Personal information
- Nationality: Northern Irish
- Born: Donna McNally 2 September 1972 (age 53) Dundonald, Northern Ireland

Sport
- Sport: Lawn bowls
- Club: Ballymena BC Comber BC

Medal record
Lawn bowls
Representing combined Ireland
World Outdoor Championships
| Bronze medal – third place | 2008 Christchurch | Fours |
Atlantic Bowls Championships
| Gold medal – first place | 1999 Cape Town | triples |
| Bronze medal – third place | 2005 Bangor | fours |
Irish Nationals
| Gold medal – first place | 2000 | pairs |
| Gold medal – first place | 2012 | fours |
| Gold medal – first place | 2022 | triples |

= Donna McNally =

Northern Irish lawn bowler

Donna McCloy ( Donna McNally; born 2 September 1972) is a Northern Irish international lawn bowler.

== Bowls career ==
=== International ===
McNally won the triples gold medal at the 1999 Atlantic Bowls Championships with Margaret Johnston and Dorothy Kane.
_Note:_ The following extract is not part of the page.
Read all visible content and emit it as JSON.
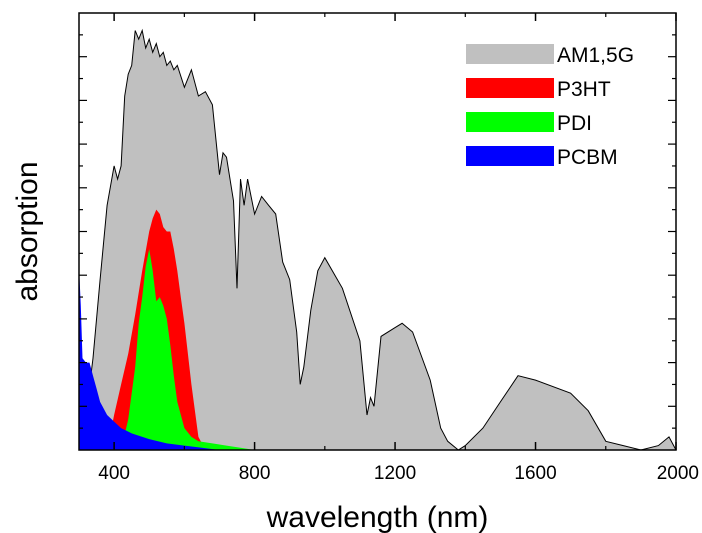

Six years later she won the fours bronze medal at the 2005 Atlantic Championships.

She then won the bronze medal in the fours at the 2008 World Outdoor Bowls Championship in Christchurch.
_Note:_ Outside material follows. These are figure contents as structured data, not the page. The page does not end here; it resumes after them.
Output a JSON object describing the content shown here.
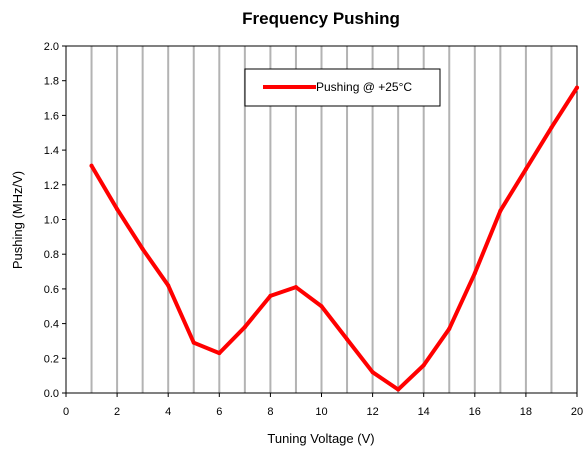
{
  "chart_data": {
    "type": "line",
    "title": "Frequency Pushing",
    "xlabel": "Tuning Voltage (V)",
    "ylabel": "Pushing (MHz/V)",
    "xlim": [
      0,
      20
    ],
    "ylim": [
      0,
      2.0
    ],
    "xticks": [
      "0",
      "2",
      "4",
      "6",
      "8",
      "10",
      "12",
      "14",
      "16",
      "18",
      "20"
    ],
    "yticks": [
      "0.0",
      "0.2",
      "0.4",
      "0.6",
      "0.8",
      "1.0",
      "1.2",
      "1.4",
      "1.6",
      "1.8",
      "2.0"
    ],
    "grid": "vertical",
    "legend_position": "top-center",
    "series": [
      {
        "name": "Pushing @ +25°C",
        "color": "#ff0000",
        "x": [
          1,
          2,
          3,
          4,
          5,
          6,
          7,
          8,
          9,
          10,
          11,
          12,
          13,
          14,
          15,
          16,
          17,
          18,
          19,
          20
        ],
        "y": [
          1.31,
          1.06,
          0.83,
          0.62,
          0.29,
          0.23,
          0.38,
          0.56,
          0.61,
          0.5,
          0.31,
          0.12,
          0.02,
          0.16,
          0.37,
          0.69,
          1.05,
          1.29,
          1.53,
          1.76
        ]
      }
    ]
  }
}
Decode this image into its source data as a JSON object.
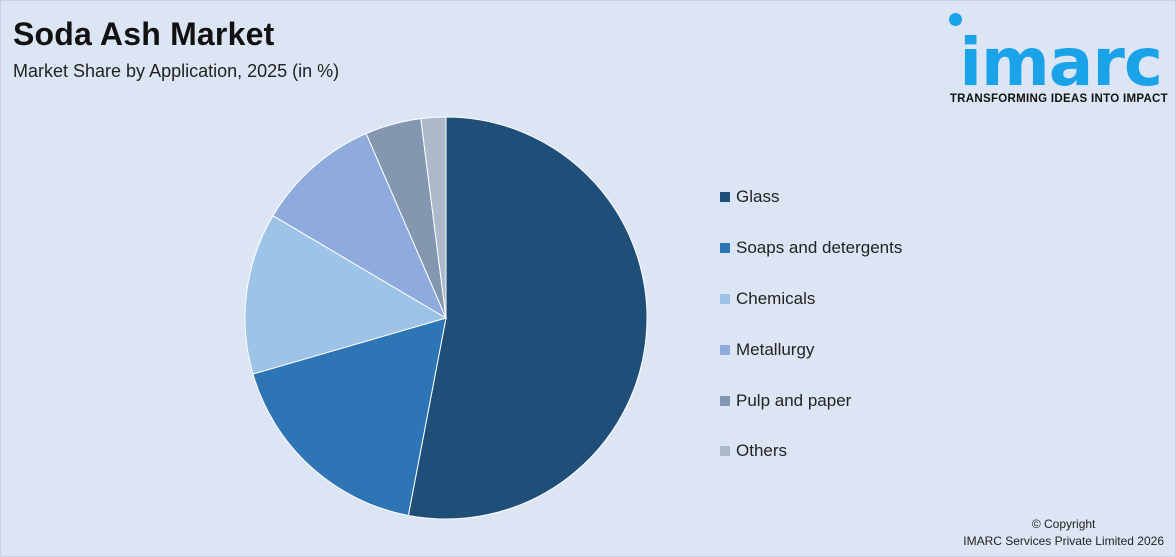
{
  "header": {
    "title": "Soda Ash Market",
    "subtitle": "Market Share by Application, 2025 (in %)"
  },
  "logo": {
    "wordmark": "imarc",
    "tagline": "TRANSFORMING IDEAS INTO IMPACT"
  },
  "footer": {
    "copyright_line1": "© Copyright",
    "copyright_line2": "IMARC Services Private Limited 2026"
  },
  "chart_data": {
    "type": "pie",
    "title": "Soda Ash Market",
    "subtitle": "Market Share by Application, 2025 (in %)",
    "legend_position": "right",
    "categories": [
      "Glass",
      "Soaps and detergents",
      "Chemicals",
      "Metallurgy",
      "Pulp and paper",
      "Others"
    ],
    "values": [
      53,
      17.5,
      13,
      10,
      4.5,
      2
    ],
    "colors": [
      "#1f4e79",
      "#2e75b6",
      "#9dc3e6",
      "#8faadc",
      "#8497b0",
      "#adb9ca"
    ]
  }
}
After taking part in the 2010 Commonwealth Games and the 2014 Commonwealth Games she was selected as part of the Northern Ireland team for the 2018 Commonwealth Games on the Gold Coast in Queensland.

=== National ===
McNally won the 2000 pairs title at the Irish National Bowls Championships, bowling for the Comber Club. Twelve years later she won the 2012 fours title at the National Championships bowling for the Ballymena Bowls Club.
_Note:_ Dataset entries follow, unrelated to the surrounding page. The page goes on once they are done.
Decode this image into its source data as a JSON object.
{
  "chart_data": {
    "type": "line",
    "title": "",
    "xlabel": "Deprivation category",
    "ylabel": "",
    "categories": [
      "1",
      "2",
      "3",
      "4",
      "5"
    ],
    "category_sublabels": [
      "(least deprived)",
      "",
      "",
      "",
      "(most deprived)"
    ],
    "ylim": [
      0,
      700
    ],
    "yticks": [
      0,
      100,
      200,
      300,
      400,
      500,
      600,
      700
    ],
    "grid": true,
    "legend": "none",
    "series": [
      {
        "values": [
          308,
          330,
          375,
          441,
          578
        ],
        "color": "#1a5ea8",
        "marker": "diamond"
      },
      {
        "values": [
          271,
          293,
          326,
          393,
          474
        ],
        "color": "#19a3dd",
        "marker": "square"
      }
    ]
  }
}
In 2016, McCloy won the finals in both the pairs and fours of the Provincial Towns Women's Bowling Association Championships. In 2022, she won a third national title after winning the triples.

== Personal life ==
She is married to fellow Irish international bowler Gary McCloy and they run the Ballybrakes bowls shop within the Ballybrakes Community Bowls Club.